Viernes, 22 de noviembre de 2024

Religión en Libertad

Gran Hermano y vida consagrada


El cura que participa en Gran Hermano no es, en fin, sino un producto natural (exagerado y desquiciante, si se quiere; pero natural) de la descomposición de la vida consagrada. La fértil e irreverente imaginación de Buñuel, puesta a urdir un esperpento religioso, no lo hubiese hecho mejor.

por Juan Manuel de Prada

Opinión

Leo que un sacerdote, religioso de la Congregación de los Misioneros del Sagrado Corazón, está participando en la nueva edición de Gran Hermano. La fértil e irreverente imaginación de Buñuel, puesta a urdir un esperpento religioso, no hubiese alcanzado a idear algo tan exagerado y desquiciante; pero que cosas tan exageradas y desquiciantes ocurran en la realidad, antes que en la ficción, nos demuestra, como ya afirmara Benedicto XVI, que la «mayor amenaza para la Iglesia no viene de fuera, de enemigos externos, sino de su interior, de los pecados que existen en ella». Y uno de sus pecados mayores es la descomposición de la vida consagrada, consecuencia natural de su disparatada asimilación al mundo, cuyas posiciones se adoptan porque se desespera de conquistarlo a partir de posiciones propias.

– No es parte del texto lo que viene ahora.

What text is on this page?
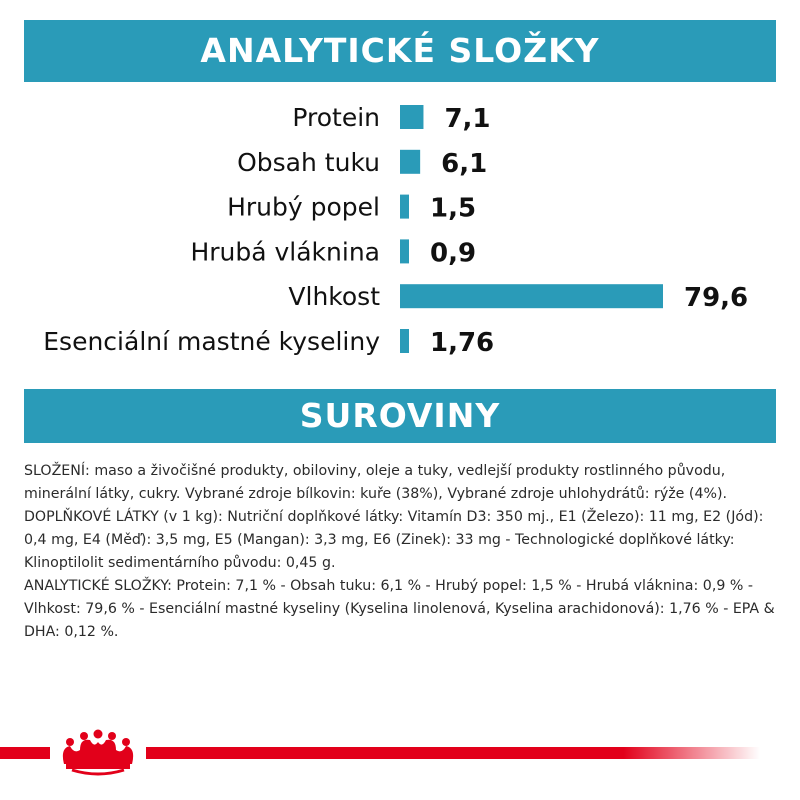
ANALYTICKÉ SLOŽKY
Protein 7,1
Obsah tuku 6,1
Hrubý popel 1,5
Hrubá vláknina 0,9
Vlhkost	79,6
Esenciální mastné kyseliny 1,76
SUROVINY

SLOŽENÍ: maso a živočišné produkty, obiloviny, oleje a tuky, vedlejší produkty rostlinného původu, minerální látky, cukry. Vybrané zdroje bílkovin: kuře (38%), Vybrané zdroje uhlohydrátů: rýže (4%).

DOPLŇKOVÉ LÁTKY (v 1 kg): Nutriční doplňkové látky: Vitamín D3: 350 mj., E1 (Železo): 11 mg, E2 (Jód): 0,4 mg, E4 (Měď): 3,5 mg, E5 (Mangan): 3,3 mg, E6 (Zinek): 33 mg - Technologické doplňkové látky: Klinoptilolit sedimentárního původu: 0,45 g.

ANALYTICKÉ SLOŽKY: Protein: 7,1 % - Obsah tuku: 6,1 % - Hrubý popel: 1,5 % - Hrubá vláknina: 0,9 % - Vlhkost: 79,6 % - Esenciální mastné kyseliny (Kyselina linolenová, Kyselina arachidonová): 1,76 % - EPA & DHA: 0,12 %.
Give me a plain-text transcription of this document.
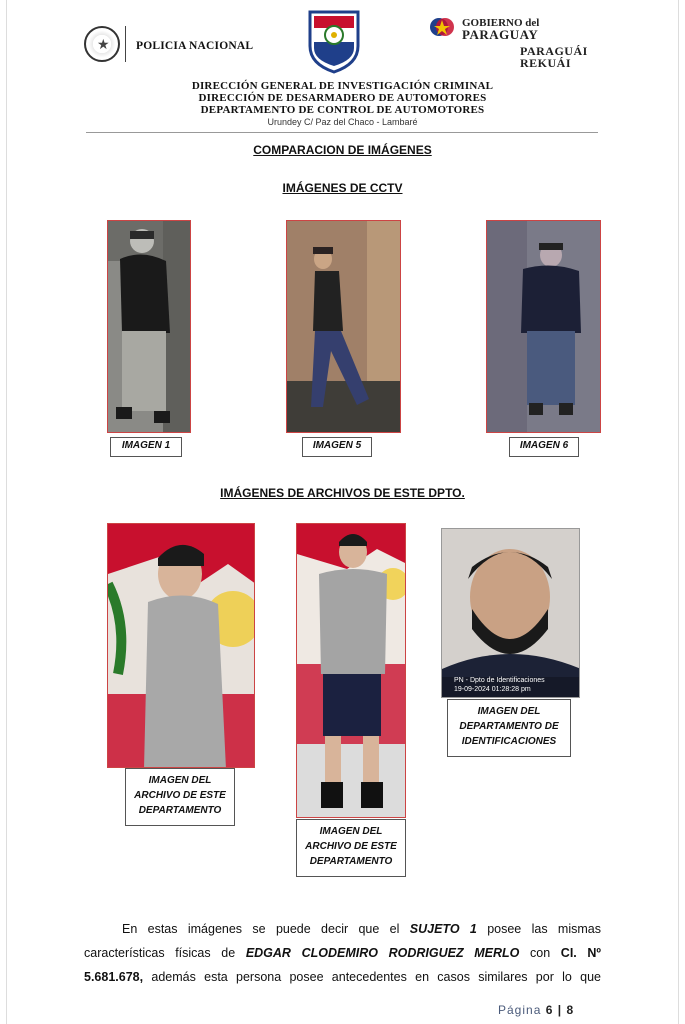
★ POLICIA NACIONAL
GOBIERNO del
PARAGUAY
PARAGUÁI
REKUÁI
DIRECCIÓN GENERAL DE INVESTIGACIÓN CRIMINAL
DIRECCIÓN DE DESARMADERO DE AUTOMOTORES
DEPARTAMENTO DE CONTROL DE AUTOMOTORES
Urundey C/ Paz del Chaco - Lambaré
COMPARACION DE IMÁGENES
IMÁGENES DE CCTV
IMAGEN 1	IMAGEN 5	IMAGEN 6
IMÁGENES DE ARCHIVOS DE ESTE DPTO.
PN - Dpto de Identificaciones
19-09-2024 01:28:28 pm
IMAGEN DEL
ARCHIVO DE ESTE
DEPARTAMENTO
IMAGEN DEL
ARCHIVO DE ESTE
DEPARTAMENTO
IMAGEN DEL
DEPARTAMENTO DE
IDENTIFICACIONES
En estas imágenes se puede decir que el SUJETO 1 posee las mismas
características físicas de EDGAR CLODEMIRO RODRIGUEZ MERLO con CI. Nº
5.681.678, además esta persona posee antecedentes en casos similares por lo que
Página 6 | 8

¿Cuál es la esencia de la vida consagrada? Básicamente, el seguimiento de los consejos evangélicos, que exigen una identificación más plena con Cristo que la de cualquier cristiano común, a quien le basta con guardar los preceptos (esta distinción entre preceptos y consejos está muy claramente establecida en el pasaje evangélico del joven rico). El problema empieza cuando estos consejos, en lugar de estructurar un género de vida más perfecto, se convierten en una especie de proyecto sociológico: entonces, el fin primordial de la vida religiosa (que es la perfección propia, según el consejo evangélico: «Si quieres ser perfecto, vende lo que tienes y dalo a los pobres, y tendrás un tesoro en el cielo») se transforma en puro servicio al hombre; y lo que tendría que ser corolario natural se convierte en sí mismo en vía de desarrollo de la personalidad de sus miembros. Este sutil deslizamiento en la esencia de la vida consagrada acabaría infiltrando en su seno el veneno de un secularismo que ha causado estragos en muchas órdenes y congregaciones: empezaron por jubilar el hábito y sustituirlo por ropas seglares, siguieron por alejarse de la observancia rigurosa de sus votos... y acaban cobijando miembros que se pirran por participar en Gran Hermano. Y todo ello por asimilarse mejor al mundo, por servir más plenamente al hombre; lo cual, consumado el deslizamiento original, es de una lógica implacable.

Hubo un tiempo en que las comunidades religiosas tenían prohibido el uso de la televisión, por considerarse que debilitaba el espíritu de la vida comunitaria. Se permitió luego su uso a la comunidad como tal, para finalmente transigir con su entrada en las celdas o habitaciones individuales de los religiosos. Y, paralelamente, se propagó la grotesca y nefasta idea de que la evangelización tendría que lograrse a través de los «medios de comunicación»; en lo que se desprecia el ejemplo del mismo Cristo, que confió la propagación de su Evangelio al testimonio personal y directo, de corazón a corazón. Únase a esto el debilitamiento de los votos de obediencia, que antaño vinculaban a todos los miembros de una comunidad religiosa a perseguir en común los fines del instituto y que hoy han cedido ante el espíritu de independencia y emancipación igualitaria de sus miembros (pero si la vida consagrada hubiese de satisfacer la independencia y emancipación de sus miembros no existirían institutos religiosos: es del género tonto entrar en una comunidad para hacer por cuenta propia las cosas cuya realización en común es la causa de asociarse). El cura que participa en Gran Hermano no es, en fin, sino un producto natural (exagerado y desquiciante, si se quiere; pero natural) de la descomposición de la vida consagrada. La fértil e irreverente imaginación de Buñuel, puesta a urdir un esperpento religioso, no lo hubiese hecho mejor.